Dan and I are on book 2 of our joint Hemingway reading -- although Dan has smoked me by reading a couple of others. I will catch up one day, really. But anyway, we are now reading Islands in the Stream. (I know, queue ridiculous Kenny Rogers/Dolly Parton song here. I am kind of annoyed that they took that title. I think Ernest had it first).

I’m only a quarter of the way through, but as Dan and I discussed at one of our sessions this week, there are already good lessons to be learned. Thomas Hudson is the main character; he lives one one of those idyllic islands that exist in, well...novels, and he is a painter.

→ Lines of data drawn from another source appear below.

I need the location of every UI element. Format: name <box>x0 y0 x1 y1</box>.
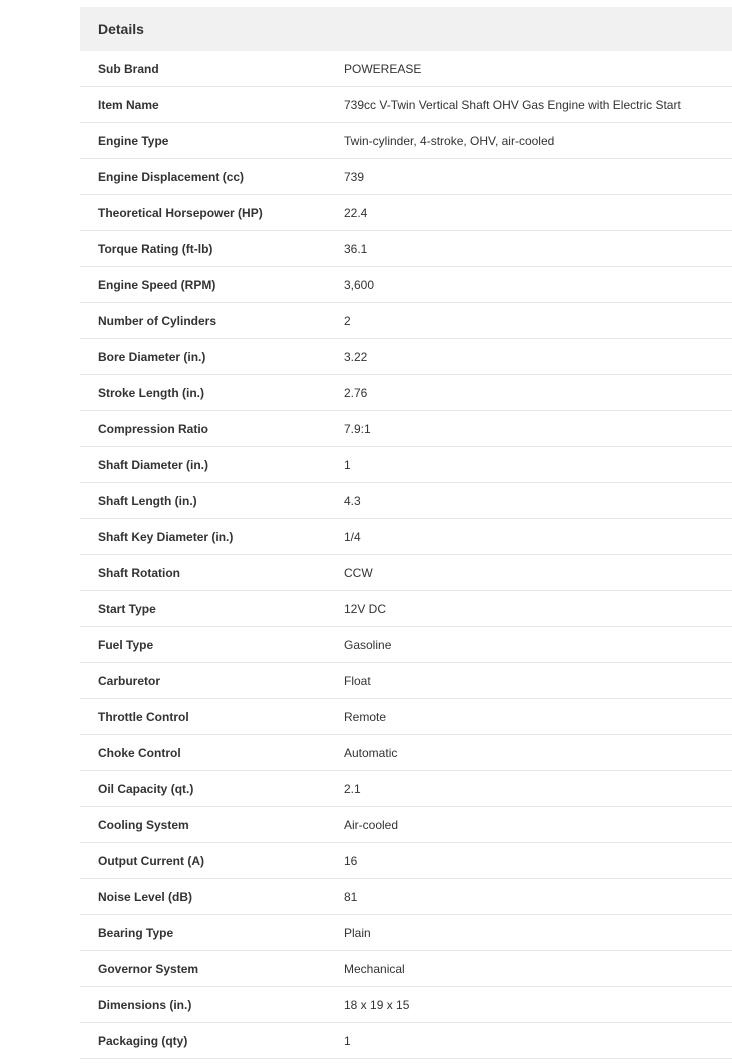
spec-label: Dimensions (in.) <box>98 997 192 1012</box>
spec-label: Oil Capacity (qt.) <box>98 781 194 796</box>
spec-row-engine-displacement <box>80 159 732 195</box>
details-specs-table <box>80 7 732 1059</box>
spec-row-throttle-control <box>80 699 732 735</box>
spec-row-engine-speed <box>80 267 732 303</box>
spec-value: Mechanical <box>344 961 405 976</box>
spec-value: 22.4 <box>344 205 368 220</box>
spec-value: Float <box>344 673 371 688</box>
spec-value: 81 <box>344 889 358 904</box>
spec-label: Throttle Control <box>98 709 189 724</box>
details-header <box>80 7 732 51</box>
spec-row-packaging <box>80 1023 732 1059</box>
spec-label: Noise Level (dB) <box>98 889 193 904</box>
spec-label: Choke Control <box>98 745 181 760</box>
spec-row-governor-system <box>80 951 732 987</box>
spec-row-start-type <box>80 591 732 627</box>
spec-label: Shaft Key Diameter (in.) <box>98 529 234 544</box>
spec-row-engine-type <box>80 123 732 159</box>
spec-value: 16 <box>344 853 358 868</box>
spec-row-shaft-length <box>80 483 732 519</box>
spec-label: Shaft Diameter (in.) <box>98 457 209 472</box>
spec-label: Start Type <box>98 601 156 616</box>
spec-label: Shaft Length (in.) <box>98 493 197 508</box>
spec-value: Automatic <box>344 745 398 760</box>
spec-row-stroke-length <box>80 375 732 411</box>
spec-row-dimensions <box>80 987 732 1023</box>
spec-row-oil-capacity <box>80 771 732 807</box>
spec-value: Twin-cylinder, 4-stroke, OHV, air-cooled <box>344 133 555 148</box>
spec-value: Gasoline <box>344 637 392 652</box>
spec-label: Output Current (A) <box>98 853 204 868</box>
spec-label: Carburetor <box>98 673 161 688</box>
spec-row-choke-control <box>80 735 732 771</box>
spec-value: 4.3 <box>344 493 361 508</box>
spec-label: Engine Type <box>98 133 169 148</box>
spec-label: Sub Brand <box>98 61 159 76</box>
spec-label: Bore Diameter (in.) <box>98 349 206 364</box>
spec-value: 3.22 <box>344 349 368 364</box>
spec-label: Cooling System <box>98 817 189 832</box>
spec-value: 2.76 <box>344 385 368 400</box>
spec-label: Torque Rating (ft-lb) <box>98 241 213 256</box>
spec-row-fuel-type <box>80 627 732 663</box>
spec-value: 36.1 <box>344 241 368 256</box>
spec-value: 1 <box>344 457 351 472</box>
specs-list <box>80 51 732 1059</box>
spec-label: Engine Displacement (cc) <box>98 169 245 184</box>
spec-value: 2 <box>344 313 351 328</box>
spec-row-compression-ratio <box>80 411 732 447</box>
spec-label: Engine Speed (RPM) <box>98 277 216 292</box>
spec-value: Air-cooled <box>344 817 399 832</box>
spec-value: CCW <box>344 565 373 580</box>
spec-value: 739cc V-Twin Vertical Shaft OHV Gas Engine with Electric Start <box>344 97 681 112</box>
spec-value: 739 <box>344 169 365 184</box>
spec-value: 3,600 <box>344 277 375 292</box>
spec-value: 18 x 19 x 15 <box>344 997 410 1012</box>
spec-row-shaft-diameter <box>80 447 732 483</box>
spec-row-bearing-type <box>80 915 732 951</box>
spec-label: Item Name <box>98 97 159 112</box>
spec-row-bore-diameter <box>80 339 732 375</box>
spec-label: Governor System <box>98 961 199 976</box>
spec-value: 7.9:1 <box>344 421 371 436</box>
spec-label: Fuel Type <box>98 637 154 652</box>
spec-value: Plain <box>344 925 371 940</box>
spec-label: Shaft Rotation <box>98 565 180 580</box>
spec-value: 2.1 <box>344 781 361 796</box>
spec-row-noise-level <box>80 879 732 915</box>
details-title: Details <box>98 21 144 37</box>
spec-value: Remote <box>344 709 387 724</box>
spec-label: Bearing Type <box>98 925 174 940</box>
spec-row-carburetor <box>80 663 732 699</box>
spec-value: POWEREASE <box>344 61 422 76</box>
spec-value: 12V DC <box>344 601 387 616</box>
spec-label: Theoretical Horsepower (HP) <box>98 205 263 220</box>
spec-row-shaft-rotation <box>80 555 732 591</box>
spec-row-theoretical-horsepower <box>80 195 732 231</box>
spec-row-torque-rating <box>80 231 732 267</box>
spec-row-number-of-cylinders <box>80 303 732 339</box>
spec-row-output-current <box>80 843 732 879</box>
spec-label: Compression Ratio <box>98 421 209 436</box>
spec-value: 1/4 <box>344 529 361 544</box>
spec-value: 1 <box>344 1033 351 1048</box>
spec-label: Packaging (qty) <box>98 1033 188 1048</box>
spec-row-shaft-key-diameter <box>80 519 732 555</box>
spec-label: Stroke Length (in.) <box>98 385 204 400</box>
spec-row-cooling-system <box>80 807 732 843</box>
spec-row-item-name <box>80 87 732 123</box>
spec-row-sub-brand <box>80 51 732 87</box>
spec-label: Number of Cylinders <box>98 313 217 328</box>
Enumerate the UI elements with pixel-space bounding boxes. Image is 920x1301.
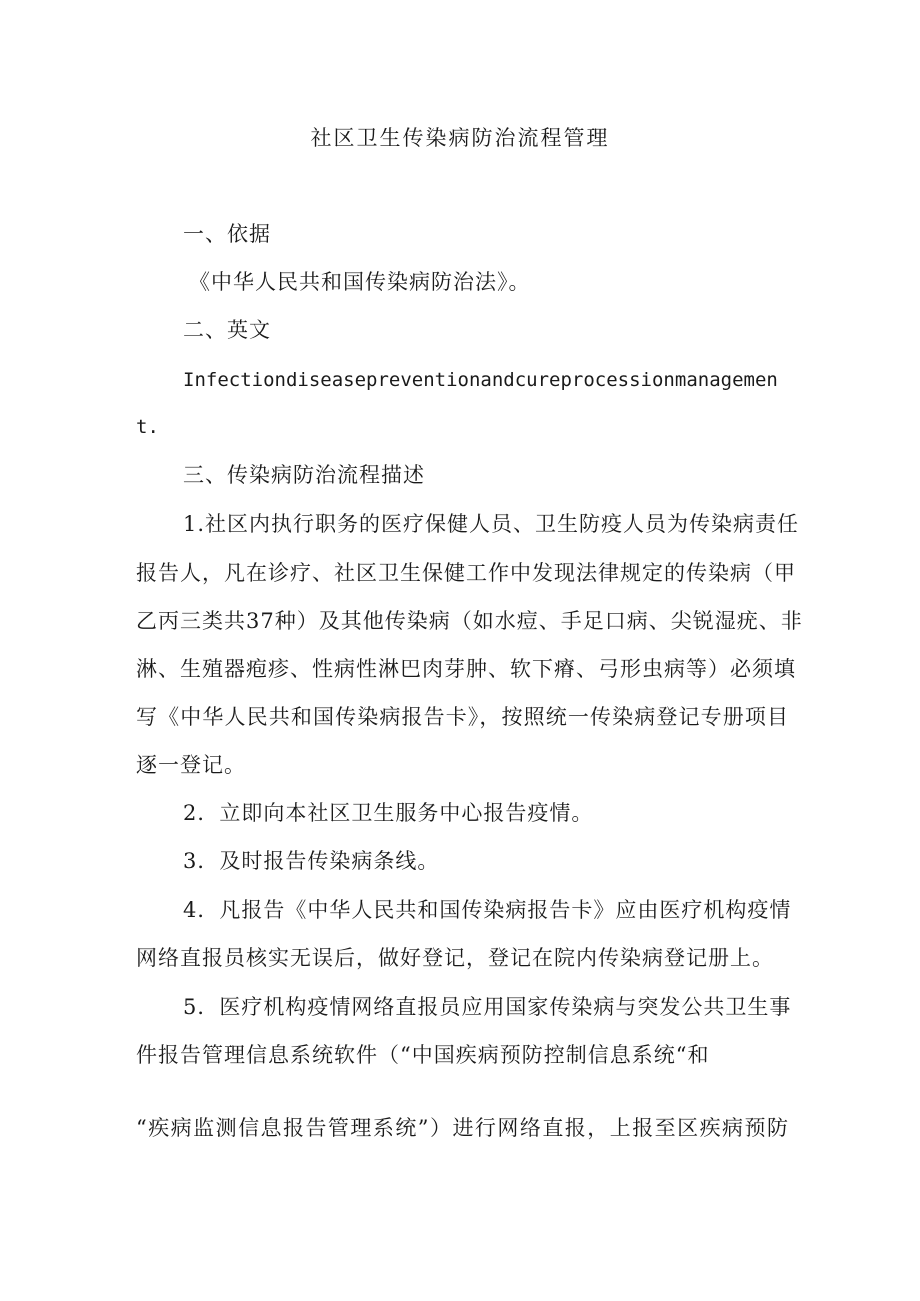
item3-text: 3．及时报告传染病条线。 (183, 849, 440, 873)
item1-line-6: 逐一登记。 (136, 753, 246, 777)
item4-line-2: 网络直报员核实无误后，做好登记，登记在院内传染病登记册上。 (136, 946, 774, 970)
item2-text: 2．立即向本社区卫生服务中心报告疫情。 (183, 801, 594, 825)
item1-line-1: 1.社区内执行职务的医疗保健人员、卫生防疫人员为传染病责任 (183, 512, 800, 536)
item4-line-1: 4．凡报告《中华人民共和国传染病报告卡》应由医疗机构疫情 (183, 898, 792, 922)
english-text-line-1: Infectiondiseasepreventionandcureprocessionmanagemen (183, 369, 778, 391)
english-text-line-2: t. (136, 416, 159, 438)
item1-line-5: 写《中华人民共和国传染病报告卡》，按照统一传染病登记专册项目 (136, 705, 789, 729)
section-heading-english: 二、英文 (183, 318, 271, 342)
section-heading-basis: 一、依据 (183, 222, 271, 246)
item5-line-1: 5．医疗机构疫情网络直报员应用国家传染病与突发公共卫生事 (183, 995, 792, 1019)
item5-line-3: “疾病监测信息报告管理系统”）进行网络直报，上报至区疾病预防 (136, 1116, 789, 1140)
item1-line-2: 报告人，凡在诊疗、社区卫生保健工作中发现法律规定的传染病（甲 (136, 561, 796, 585)
section-heading-process: 三、传染病防治流程描述 (183, 463, 425, 487)
item1-line-3: 乙丙三类共37种）及其他传染病（如水痘、手足口病、尖锐湿疣、非 (136, 609, 803, 633)
item1-line-4: 淋、生殖器疱疹、性病性淋巴肉芽肿、软下瘠、弓形虫病等）必须填 (136, 657, 796, 681)
basis-text: 《中华人民共和国传染病防治法》。 (189, 270, 531, 294)
item5-line-2: 件报告管理信息系统软件（“中国疾病预防控制信息系统“和 (136, 1043, 710, 1067)
document-title: 社区卫生传染病防治流程管理 (310, 126, 610, 150)
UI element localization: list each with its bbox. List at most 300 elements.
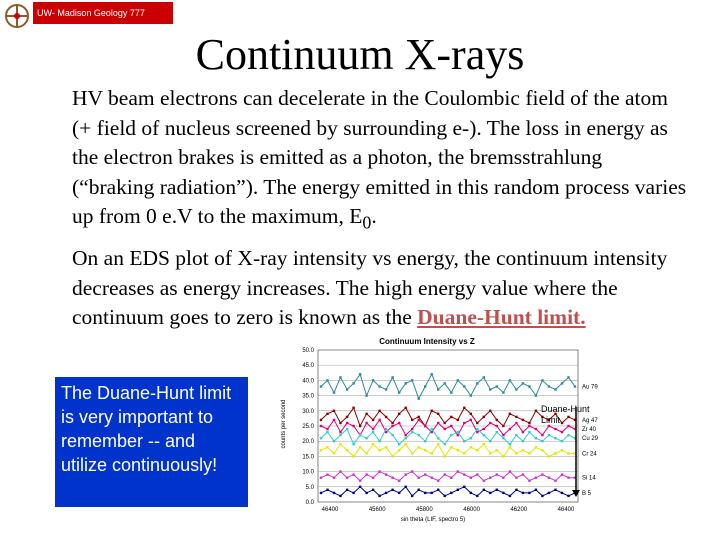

There’s a lot of Hemingway in Thomas Hudson, I think...which means a lot can be gleaned about the writing process and what it takes to be a professional writer. Lesson Number One?

Show up. Every day. Sit down and paint (or in our case write). He lives on this gorgeous piece of paradise, and Hudson’s three sons are visiting him for their once-a-year time with dad. Perfect excuse to slack off with the workload, right? Wrong. He’s at it every morning regardless of weather/plans/interruptions/mood. That’s how you become good, and if you’re already good, it’s how you stay good and become better.

Much like the Writer’s rooms...their chairs were comfy or hard or ugly or stylish, but those seats all had one thing in common: their butts were in them.